Trichodesmium is known to survive in the areas of an ocean that are deprived of essential nutrients. The bacteria convert atmospheric nitrogen into a material, which is then used up by other marine organisms for their growth and survival.
According to Eric Webb, the co-author of the study published in the journal Nature Communications, the property of nitrogen fixation makes the bacteria “the fertilizing agent of the open ocean.” The microorganism lives in the form of colonies, also known as the “sea sawdust,” that are visible from the naked eye.
During the study, the researchers observed the growth of trichodesmium by simulating the levels of carbon dioxide that would exist in another 85 years of time. The research team found that it would lead to a reproductive overdrive, which is an enormous multiplication of the bacteria that end up consuming a vast number of resources.

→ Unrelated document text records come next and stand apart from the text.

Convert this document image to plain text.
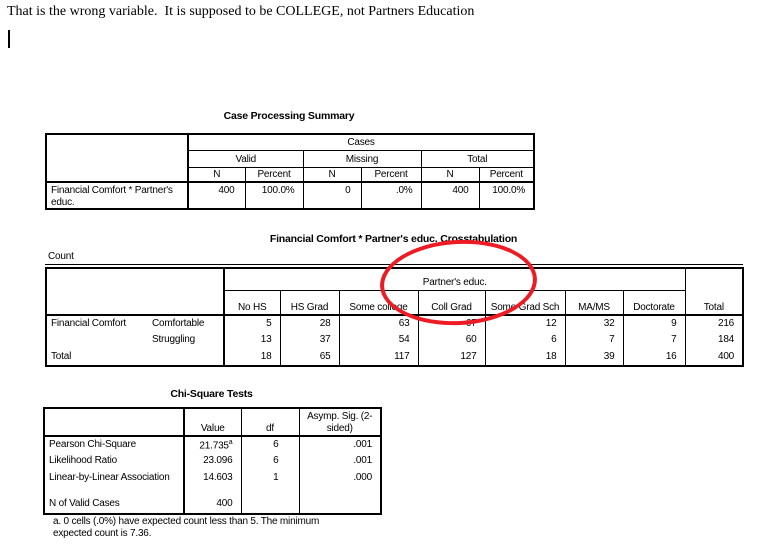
That is the wrong variable.  It is supposed to be COLLEGE, not Partners Education
Case Processing Summary
	Cases					
	Valid		Missing		Total	
	N	Percent	N	Percent	N	Percent
Financial Comfort * Partner's educ.	400	100.0%	0	.0%	400	100.0%
Financial Comfort * Partner's educ. Crosstabulation
Count
		Partner's educ.							Total
		No HS	HS Grad	Some college	Coll Grad	Some Grad Sch	MA/MS	Doctorate	
Financial Comfort	Comfortable	5	28	63	67	12	32	9	216
	Struggling	13	37	54	60	6	7	7	184
Total		18	65	117	127	18	39	16	400
Chi-Square Tests
	Value	df	Asymp. Sig. (2-sided)
Pearson Chi-Square	21.735$^a$	6	.001
Likelihood Ratio	23.096	6	.001
Linear-by-Linear Association	14.603	1	.000
N of Valid Cases	400		
a. 0 cells (.0%) have expected count less than 5. The minimum expected count is 7.36.
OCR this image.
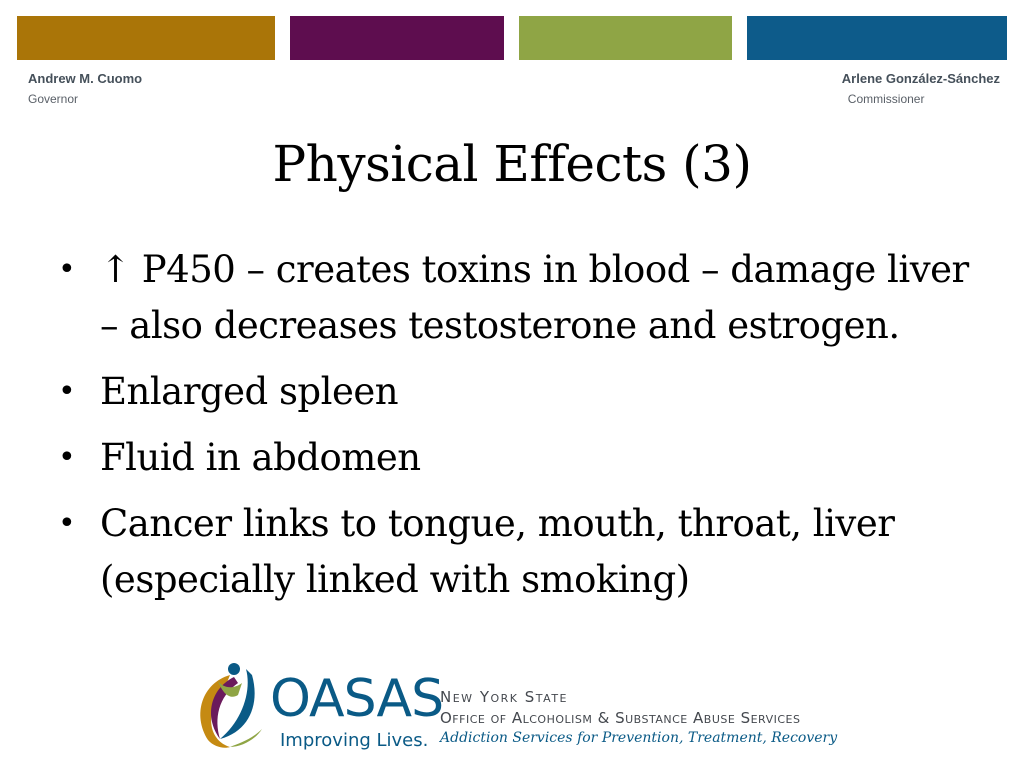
Andrew M. Cuomo
Governor
Arlene González-Sánchez
Commissioner
Physical Effects (3)
• ↑ P450 – creates toxins in blood – damage liver – also decreases testosterone and estrogen.
• Enlarged spleen
• Fluid in abdomen
• Cancer links to tongue, mouth, throat, liver (especially linked with smoking)
OASAS
Improving Lives.
New York State
Office of Alcoholism & Substance Abuse Services
Addiction Services for Prevention, Treatment, Recovery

The consumption of a majority of resources would ultimately make other organisms dependent on the same resources die. In addition, the bacterium would start to compete among themselves for the resources, therefore leading to their own extinction. Then, there would be no nitrogen fixation, and this would deprive the other organisms in the food chain of the resources produced by the bacterium.
When the researchers placed the same bacterium back into the present-day conditions, they found that the change was irreversible or rather permanent. Since the study results question the basic evolutionary principles, the researchers said that more research is needed to find the reason behind the irreversible evolution.